The way memory works is, the implementation of two objects are stacked one after another. The base class A is duplicated inside B, then again inside C. And both B and C are duplicated inside D. So when an instance of D tries to call write, the compiler doesn't know to call A::B::write() or A::C::write()

 

How to resolve this? We can rename the methods so that they are different. But if we don't want to, there are two ways.

1) Use a fully qualified function name

E.g. 

d.B::write(); // code will now compile 

 

2) Use virtual inheritance

 

Virtual Inheritance:

class B : public virtual A { // "public virtual" or "virtual public" are equivalent

    public:

    void write();

};

class C : public virtual A {

    public:

    void read();

};

 

Using the virtual keyword in the inheritance process, we ensure that class D will only have one copy of class A inside it. The code will now compile and instances of D will call the write() method from B because it's closer in the inheritance hierachy.

 

Constructors and Virtual Inheritance:

Because there is only a single instance of a virtual base class that is shared by multiple classes that inherit from it, the constructor for a virtual base class is not called by the class that inherits from it (which is how constructors are called, when each class has its own copy of its parent class) since that would mean the constructor would run multiple times. Instead, the constructor is called by the constructor of the concrete class. In the example above, class D directly calls the constructor for A. If you need to pass any arguments to the A constructor, you would do so using an initialization list.

 

One thing to be aware of is that if either class B or C invoked the A constructor in their initialization lists, that call will be completely skipped when constructing an instance of class D. Be careful when using virtual inheritance and test the constructors prudently.

 

Let's take a look at the order of construction and destruction in virtual inheritance:

int main() {
    D d;

}

The order is: C D ~D ~C ~B ~A

So what did we learn? Because of virtual inheritance there is only one copy of A in the definitions so A is only called once.

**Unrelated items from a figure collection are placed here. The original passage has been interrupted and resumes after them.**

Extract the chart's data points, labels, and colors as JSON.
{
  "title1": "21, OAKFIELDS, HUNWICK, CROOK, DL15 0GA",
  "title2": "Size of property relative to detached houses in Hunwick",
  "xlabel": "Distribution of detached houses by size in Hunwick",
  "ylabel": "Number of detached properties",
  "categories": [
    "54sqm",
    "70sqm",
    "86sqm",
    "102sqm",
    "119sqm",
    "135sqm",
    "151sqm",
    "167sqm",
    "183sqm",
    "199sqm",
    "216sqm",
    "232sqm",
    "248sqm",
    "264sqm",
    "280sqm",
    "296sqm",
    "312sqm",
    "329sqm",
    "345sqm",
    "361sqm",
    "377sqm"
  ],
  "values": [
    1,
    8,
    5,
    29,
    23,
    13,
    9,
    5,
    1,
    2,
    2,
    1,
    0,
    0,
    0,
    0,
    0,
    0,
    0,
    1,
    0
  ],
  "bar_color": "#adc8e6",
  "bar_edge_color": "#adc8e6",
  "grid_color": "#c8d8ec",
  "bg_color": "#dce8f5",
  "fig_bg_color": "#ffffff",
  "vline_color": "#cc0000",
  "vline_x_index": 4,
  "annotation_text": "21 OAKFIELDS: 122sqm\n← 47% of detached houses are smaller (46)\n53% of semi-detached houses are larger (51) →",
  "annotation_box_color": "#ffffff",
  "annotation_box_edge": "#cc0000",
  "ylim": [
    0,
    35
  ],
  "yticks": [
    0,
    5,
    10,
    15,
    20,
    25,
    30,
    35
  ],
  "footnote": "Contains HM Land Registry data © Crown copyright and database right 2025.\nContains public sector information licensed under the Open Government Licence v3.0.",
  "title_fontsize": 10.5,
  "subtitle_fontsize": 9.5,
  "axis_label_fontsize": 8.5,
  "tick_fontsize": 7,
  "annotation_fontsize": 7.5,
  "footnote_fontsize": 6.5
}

If we didn't have virtual in heritance, both C() and D() constructors would call A() since they are derived classes and we would have: B A C D ~D ~C ~A ~B ~A. See C++ Constructors and Initializer Lists 

 

E.g. With initializer lists and parameterized constructors

class A {

public:
    A(int x) { cout << "Ax" << endl; }
    A() { cout << "A" << endl; }
    ~A() { cout << "~A" << endl; }

};

class B : public virtual A {

public:
    B(int x): A(x) { cout << "Bx" << endl; };
    B() { cout << "B" << endl; };
    ~B() { cout << "~B" << endl; }

};

class C : public virtual A {

public:
    C(int x): A(x) { cout << "Cx" << endl; };
    C() { cout << "C" << endl; };
    ~C() { cout << "~C" << endl; }

};

class D : public B, public C {

public:
    D(int x):B(x), C(x) { cout << "Dx" << endl; }
    D() { cout << "D" << endl; }
    ~D() { cout << "~D" << endl; }

};

int main() {
    D d;

}

What is the output?

Are you surprised it's: A Bx Cx Dx ~D ~C ~B ~A ?

This is to demonstrate the above comment about "if either class B or C invoked the A constructor in their initialization lists, that call will be completely skipped when constructing an instance of class D". We can see that this is true - both class B and C have A(x) in their initializer lists, but Ax never printed. What happened was D constructor calls B and C with parameterized values but because A is virtually inherited the initializer lists doesn't get called.

 

And yes, after removing the write and read methods, and removing virtual inheritance, we get the expected output:

Ax Bx Ax Cx Dx ~D ~C ~A ~B ~A

 

Object Size and Virtual Inheritance:

Let's start with a motivating example:

E.g.

 

class B {

    int arr[10];

};

class B1: public B {};

class B2: public B {};

class Derived: public B1, public B2 {};

int main(void) {

    cout << sizeof(Derived);

}

Assuming integers are 4 bytes, what gets printed?

80

Yes, because the Derived class inherits from both B1 and B2, two copies of the arr member are in the derived class.

 

What about if we used virtual inheritance? Assuming everything else stayed the same?

class B1: public virtual B {};

class B2: public virtual B {};

Now it prints 48. Saves a lot of space! 8 extra bytes are allocated for bookkeeping information stored by the compiler.